Adrian O'Connell | Jul 05, 2017


Central Frontenac Council would be foolish to accept the proposition that the township has no business concerning itself about chip wagons which seek to establish themselves close to the junction of Highway 7 and Road 38 at Sharbot Lake.

Assertions that it is not up to the council to decide where businesses choose to locate, and that "the market takes care of that" should be rejected and the concerns raised by Coun. Cindy Kelsey and owners of existing restaurants taken seriously.

As the Scottish philosopher, Adam Smith pointed out more than two centuries ago, in order for markets to function properly, businesses need to operate on a level playing field, a point reiterated by the owner of the Sharbot Lake Inn.

Many Ontario towns and villages have been devastated by laissez faire planning policies already, and gullible municipalities and their taxpayers have paid a heavy price for the unintended, but entirely predictable, consequences resulting from planning free-for-all fiascoes.

Towns like Belleville have had their downtowns and neighbourhoods eviscerated by peripheral mall developments, subsidized at great public cost by cheap farmland, giveaway tax breaks and publicly funded federal and provincial highways. Meanwhile, older parts of the city have become pockmarked by poverty, pot holes and petty theft as is the case in Belleville, where public officials are currently scrambling to undo the damage done by earlier planning mistakes.

Gas stations on Highway 7 at some distance from residential areas are appropriate. The township, however, should not allow Highway 7 at Sharbot Lake to become a soulless ribbon of commerce divorced from the community.

Restaurants are not simply service stations where people refuel, but nodes of community, which foster civic identity and social interaction. They offer entertainment, comfort, including wheel chair access. They host family gatherings and prepare food in a hygienic environment subject to stringent public health regulations. Staff and patrons have access to washrooms, in sharp contrast to the dubious facilities offered by unlicensed, unsightly, unregulated, peripatetic, motorized monstrosities which spew diesel fumes, generate throwaway garbage to fill already overloaded township landfills and, all too often, provide dodgy food.

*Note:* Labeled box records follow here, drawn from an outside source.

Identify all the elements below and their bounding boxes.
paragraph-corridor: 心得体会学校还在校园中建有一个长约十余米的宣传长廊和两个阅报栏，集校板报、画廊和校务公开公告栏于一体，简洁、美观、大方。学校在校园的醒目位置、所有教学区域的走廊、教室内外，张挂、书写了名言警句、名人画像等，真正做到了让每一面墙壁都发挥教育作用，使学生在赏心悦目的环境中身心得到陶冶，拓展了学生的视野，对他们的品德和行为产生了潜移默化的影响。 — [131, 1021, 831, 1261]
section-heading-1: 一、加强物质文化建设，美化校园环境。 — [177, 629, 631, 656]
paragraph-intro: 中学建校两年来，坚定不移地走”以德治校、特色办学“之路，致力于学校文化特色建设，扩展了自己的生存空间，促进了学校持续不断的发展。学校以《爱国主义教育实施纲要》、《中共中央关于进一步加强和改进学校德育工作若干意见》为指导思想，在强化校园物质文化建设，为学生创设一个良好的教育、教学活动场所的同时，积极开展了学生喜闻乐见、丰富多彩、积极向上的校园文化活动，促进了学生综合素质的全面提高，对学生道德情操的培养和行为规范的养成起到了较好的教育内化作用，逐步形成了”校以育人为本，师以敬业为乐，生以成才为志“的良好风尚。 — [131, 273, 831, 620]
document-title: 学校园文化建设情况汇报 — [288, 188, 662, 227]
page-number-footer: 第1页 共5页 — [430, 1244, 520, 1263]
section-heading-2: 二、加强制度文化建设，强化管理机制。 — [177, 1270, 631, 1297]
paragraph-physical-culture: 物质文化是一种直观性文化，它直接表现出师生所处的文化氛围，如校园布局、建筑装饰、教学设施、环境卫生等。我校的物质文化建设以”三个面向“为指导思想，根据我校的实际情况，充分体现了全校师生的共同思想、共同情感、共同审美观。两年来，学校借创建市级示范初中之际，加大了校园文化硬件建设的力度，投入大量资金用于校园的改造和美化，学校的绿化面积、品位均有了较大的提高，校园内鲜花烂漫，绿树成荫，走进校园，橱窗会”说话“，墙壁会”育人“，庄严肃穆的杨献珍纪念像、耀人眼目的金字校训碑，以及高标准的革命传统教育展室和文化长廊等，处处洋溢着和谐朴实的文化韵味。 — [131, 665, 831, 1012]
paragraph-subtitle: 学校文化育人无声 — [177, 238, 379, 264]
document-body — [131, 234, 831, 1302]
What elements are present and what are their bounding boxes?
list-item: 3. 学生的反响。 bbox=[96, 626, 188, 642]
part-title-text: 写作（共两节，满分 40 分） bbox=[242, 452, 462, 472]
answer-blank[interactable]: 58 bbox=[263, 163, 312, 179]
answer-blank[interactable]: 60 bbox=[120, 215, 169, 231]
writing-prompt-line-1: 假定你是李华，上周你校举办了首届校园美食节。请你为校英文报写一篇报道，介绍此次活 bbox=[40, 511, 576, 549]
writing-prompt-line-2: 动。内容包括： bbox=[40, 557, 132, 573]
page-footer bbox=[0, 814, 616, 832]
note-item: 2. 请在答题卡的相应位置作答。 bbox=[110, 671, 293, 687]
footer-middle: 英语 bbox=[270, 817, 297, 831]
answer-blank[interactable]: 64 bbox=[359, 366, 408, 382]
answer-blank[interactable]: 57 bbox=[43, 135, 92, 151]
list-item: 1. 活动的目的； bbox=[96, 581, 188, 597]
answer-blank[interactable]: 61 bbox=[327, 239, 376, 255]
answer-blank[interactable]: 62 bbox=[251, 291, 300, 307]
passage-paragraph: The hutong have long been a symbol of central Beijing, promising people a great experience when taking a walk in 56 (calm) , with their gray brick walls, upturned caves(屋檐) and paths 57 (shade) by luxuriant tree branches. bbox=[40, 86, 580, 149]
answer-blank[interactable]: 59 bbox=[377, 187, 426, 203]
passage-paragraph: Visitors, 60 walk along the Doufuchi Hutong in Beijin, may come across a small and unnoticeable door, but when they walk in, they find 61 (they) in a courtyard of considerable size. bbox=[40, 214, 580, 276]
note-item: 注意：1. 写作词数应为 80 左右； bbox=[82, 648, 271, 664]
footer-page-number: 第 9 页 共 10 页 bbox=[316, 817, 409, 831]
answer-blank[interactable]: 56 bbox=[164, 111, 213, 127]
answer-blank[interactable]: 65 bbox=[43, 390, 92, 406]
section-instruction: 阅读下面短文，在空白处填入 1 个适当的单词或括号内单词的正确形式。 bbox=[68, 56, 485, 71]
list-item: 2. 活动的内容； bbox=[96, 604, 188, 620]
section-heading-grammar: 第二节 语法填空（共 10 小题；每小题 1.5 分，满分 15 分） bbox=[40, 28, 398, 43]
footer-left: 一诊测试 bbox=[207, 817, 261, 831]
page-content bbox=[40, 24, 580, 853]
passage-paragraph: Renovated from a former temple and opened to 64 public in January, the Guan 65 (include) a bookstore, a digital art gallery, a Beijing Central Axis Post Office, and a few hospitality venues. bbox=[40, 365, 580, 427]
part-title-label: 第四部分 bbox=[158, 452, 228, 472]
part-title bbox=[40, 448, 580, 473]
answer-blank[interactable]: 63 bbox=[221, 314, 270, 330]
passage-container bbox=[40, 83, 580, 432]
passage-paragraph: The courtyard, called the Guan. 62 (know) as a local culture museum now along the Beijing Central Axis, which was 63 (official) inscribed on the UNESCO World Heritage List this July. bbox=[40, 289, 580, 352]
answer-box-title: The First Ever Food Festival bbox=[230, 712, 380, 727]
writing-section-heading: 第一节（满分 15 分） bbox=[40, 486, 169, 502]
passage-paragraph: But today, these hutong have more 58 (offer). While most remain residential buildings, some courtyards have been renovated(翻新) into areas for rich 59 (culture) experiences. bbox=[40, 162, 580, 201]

Lastly, councillors would be well advised to dismiss as utter nonsense, the nostrum that  "the restaurant business is finished" (Frontenac News, June 29). In fact, even chain restaurants like Tim Hortons and McDonalds are being forced to up their game constantly because of public demand for better food and amenities.  Restaurants are increasing in number all the time and quality establishments, like Gray's Grocery and Bake Shop, as well as the other fine restaurants which grace Sharbot Lake, will survive the vagaries of tourism and continue to flourish, provided they are allowed to compete on an equitable basis. They, and the community which they so loyally serve, deserve no less from their township council.